SGLT2is and GLP-1 RAs effective anti-hyperglycemic agents for cardiovascular outcomes: JACC

A recent multinational, federated analysis of LEGEND-T2DM study published that Sodium-glucose cotransporter 2 inhibitors (SGLT2is) and glucagon-like peptide-1 receptor agonists (GLP-1 RAs) have demonstrated effectiveness in reducing major adverse cardiovascular events (MACE) in patients with type 2 diabetes mellitus (T2DM). The analysis results were published in the Journal of the American College of Cardiology.

There was a significant change with the evolution of multiple therapeutic alternatives for T2DM. Drugs like SGLT2is and GLP-1 RAs reduce the risk of major adverse cardiovascular events (MACE) in patients with type 2 diabetes mellitus (T2DM). However, with the availability of various antihyperglycemic agents, a direct comparison of their relative effectiveness, particularly against other second-line antihyperglycemic agents, has not been extensively studied. Notably, no major head-to-head clinical trials are currently ongoing to assess their comparative efficacy. Hence, researchers have conducted a study to evaluate the cardiovascular effectiveness of SGLT2is, GLP-1 RAs, dipeptidyl peptidase-4 inhibitors (DPP4is), and sulfonylureas (SUs) as second-line antihyperglycemic agents in patients with T2DM and established cardiovascular disease (CVD).

The research utilized data from the LEGEND-T2DM (Large-Scale Evidence Generation and Evaluation Across a Network of Databases for Type 2 Diabetes Mellitus) network, which spans 10 international databases covering the period from 1992 to 2021. In total, the study identified 1,492,855 patients with T2DM who were on metformin monotherapy and subsequently initiated one of the four second-line agents. These agents included SGLT2is, GLP-1 RAs, DPP4is, and SUs. Large-scale propensity score models were applied to conduct an active-comparator target trial emulation, and pairwise comparisons were made to assess their impact on cardiovascular outcomes.

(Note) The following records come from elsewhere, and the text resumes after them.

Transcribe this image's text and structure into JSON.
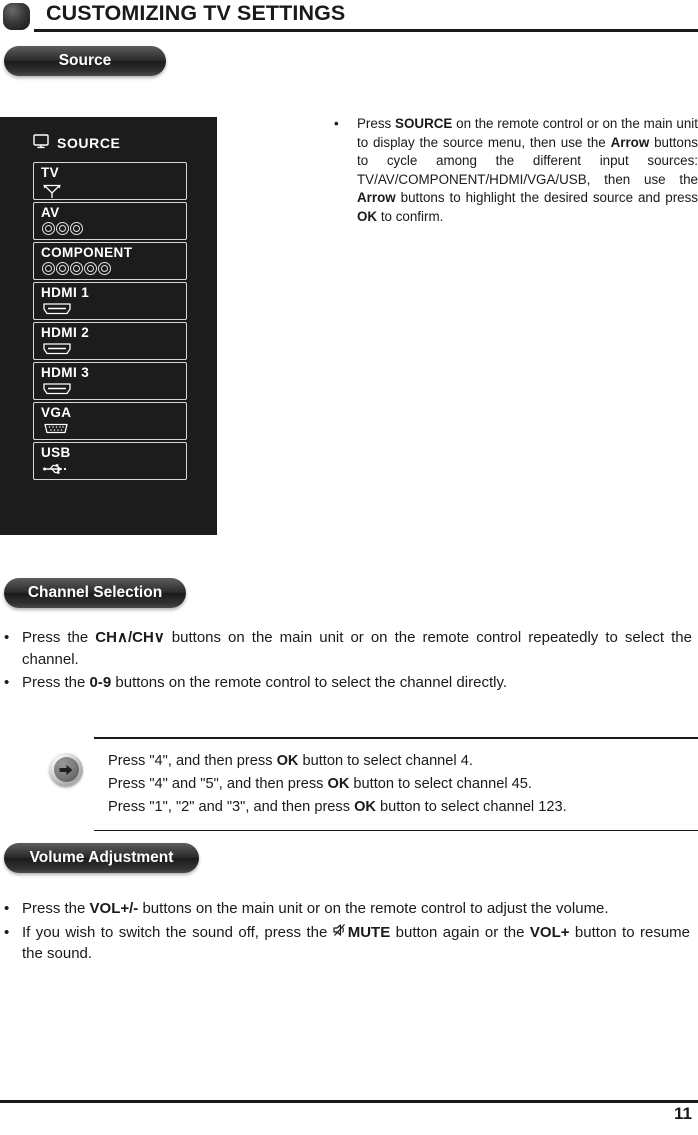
{
  "header": {
    "title": "CUSTOMIZING TV SETTINGS",
    "badge_icon": "rounded-square-badge"
  },
  "sections": {
    "source": {
      "pill_label": "Source"
    },
    "channel": {
      "pill_label": "Channel Selection"
    },
    "volume": {
      "pill_label": "Volume Adjustment"
    }
  },
  "source_panel": {
    "heading": "SOURCE",
    "heading_icon": "monitor-icon",
    "items": [
      {
        "label": "TV",
        "icon": "antenna-icon"
      },
      {
        "label": "AV",
        "icon": "rca-jacks-3-icon"
      },
      {
        "label": "COMPONENT",
        "icon": "rca-jacks-5-icon"
      },
      {
        "label": "HDMI 1",
        "icon": "hdmi-connector-icon"
      },
      {
        "label": "HDMI 2",
        "icon": "hdmi-connector-icon"
      },
      {
        "label": "HDMI 3",
        "icon": "hdmi-connector-icon"
      },
      {
        "label": "VGA",
        "icon": "vga-connector-icon"
      },
      {
        "label": "USB",
        "icon": "usb-icon"
      }
    ]
  },
  "source_instruction": {
    "bullet": "•",
    "part1": "Press ",
    "bold1": "SOURCE",
    "part2": " on the remote control or on the main unit to display the source menu, then use the ",
    "bold2": "Arrow",
    "part3": " buttons to cycle among the different input sources: TV/AV/COMPONENT/HDMI/VGA/USB, then use the ",
    "bold3": "Arrow",
    "part4": " buttons to highlight the desired source and press ",
    "bold4": "OK",
    "part5": " to confirm."
  },
  "channel_bullets": [
    {
      "dot": "•",
      "part1": "Press the ",
      "bold1": "CH",
      "glyph1": "∧",
      "bold2": "/CH",
      "glyph2": "∨",
      "part2": " buttons on the main unit or on the remote control repeatedly to select the channel."
    },
    {
      "dot": "•",
      "part1": "Press the ",
      "bold1": "0-9",
      "part2": " buttons on the remote control to select the channel directly."
    }
  ],
  "note": {
    "icon": "arrow-right-circle-icon",
    "lines": [
      {
        "pre": "Press \"4\", and then press ",
        "bold": "OK",
        "post": " button to select channel 4."
      },
      {
        "pre": "Press \"4\" and \"5\", and then press ",
        "bold": "OK",
        "post": " button to select channel 45."
      },
      {
        "pre": "Press \"1\", \"2\" and \"3\", and then press ",
        "bold": "OK",
        "post": " button to select channel 123."
      }
    ]
  },
  "volume_bullets": [
    {
      "dot": "•",
      "part1": "Press the ",
      "bold1": "VOL+/-",
      "part2": " buttons on the main unit or on the remote control to adjust the volume."
    },
    {
      "dot": "•",
      "part1": "If you wish to switch the sound off, press the ",
      "icon": "mute-speaker-icon",
      "bold1": "MUTE",
      "part2": " button again or the ",
      "bold2": "VOL+",
      "part3": " button to resume the sound."
    }
  ],
  "footer": {
    "page_number": "11"
  },
  "colors": {
    "panel_background": "#1c1c1c",
    "text": "#1a1a1a",
    "panel_text": "#ffffff",
    "rule": "#1a1a1a"
  }
}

Empirical equipoise and population generalizability were evaluated to ensure robustness. Cox proportional hazards models were then applied to assess the risk of MACE, focusing on both 3-point MACE (myocardial infarction, stroke, and death) and 4-point MACE (the addition of heart failure hospitalization). These hazard ratio (HR) estimates were combined using random-effects meta-analysis to arrive at more comprehensive conclusions.

Findings:

• The study spanned over 5.2 million patient-years of follow-up and included 489 million patient-days of at-risk time.
• During this period, 25,982 3-point MACE events and 41,447 4-point MACE events were recorded.
• The results showed that both SGLT2is and GLP-1 RAs were associated with significantly lower 3-point MACE risks when compared to DPP4is and SUs.
• Specifically, SGLT2is were associated with a hazard ratio (HR) of 0.89 (95% CI: 0.79-1.00) compared to DPP4is and an HR of 0.76 (95% CI: 0.65-0.89) compared to SUs.
• Similarly, GLP-1 RAs were linked to a reduced risk of 3-point MACE compared to DPP4is (HR: 0.83 [95% CI: 0.70-0.98]) and SUs (HR: 0.72 [95% CI: 0.58-0.88]).
• DPP4is also demonstrated a more favorable cardiovascular profile than SUs, with an HR of 0.87 (95% CI: 0.79-0.95). This pattern was consistent when assessing 4-point MACE outcomes as well.
• Importantly, no significant differences in cardiovascular risk reduction were observed between SGLT2is and GLP-1 RAs for either 3-point MACE (HR: 1.06 [95% CI: 0.96-1.17]) or 4-point MACE (HR: 1.05 [95% CI: 0.97-1.13]).

Thus, the study concluded that in patients with T2DM and established CVD, SGLT2is and GLP-1 RAs provided similar reductions in cardiovascular risk, both proving to be more effective than DPP4is, which in turn were more effective than SUs. These findings suggest that clinicians should prioritize the use of SGLT2is and GLP-1 RAs as second-line agents in this patient population to optimize cardiovascular outcomes.

Further reading: Khera R, Aminorroaya A, et al. Comparative Effectiveness of Second-Line Antihyperglycemic Agents for Cardiovascular Outcomes: A Multinational, Federated Analysis of LEGEND-T2DM. J Am Coll Cardiol. 2024 Sep 3;84(10):904-917. doi: 10.1016/j.jacc.2024.05.069. PMID: 39197980.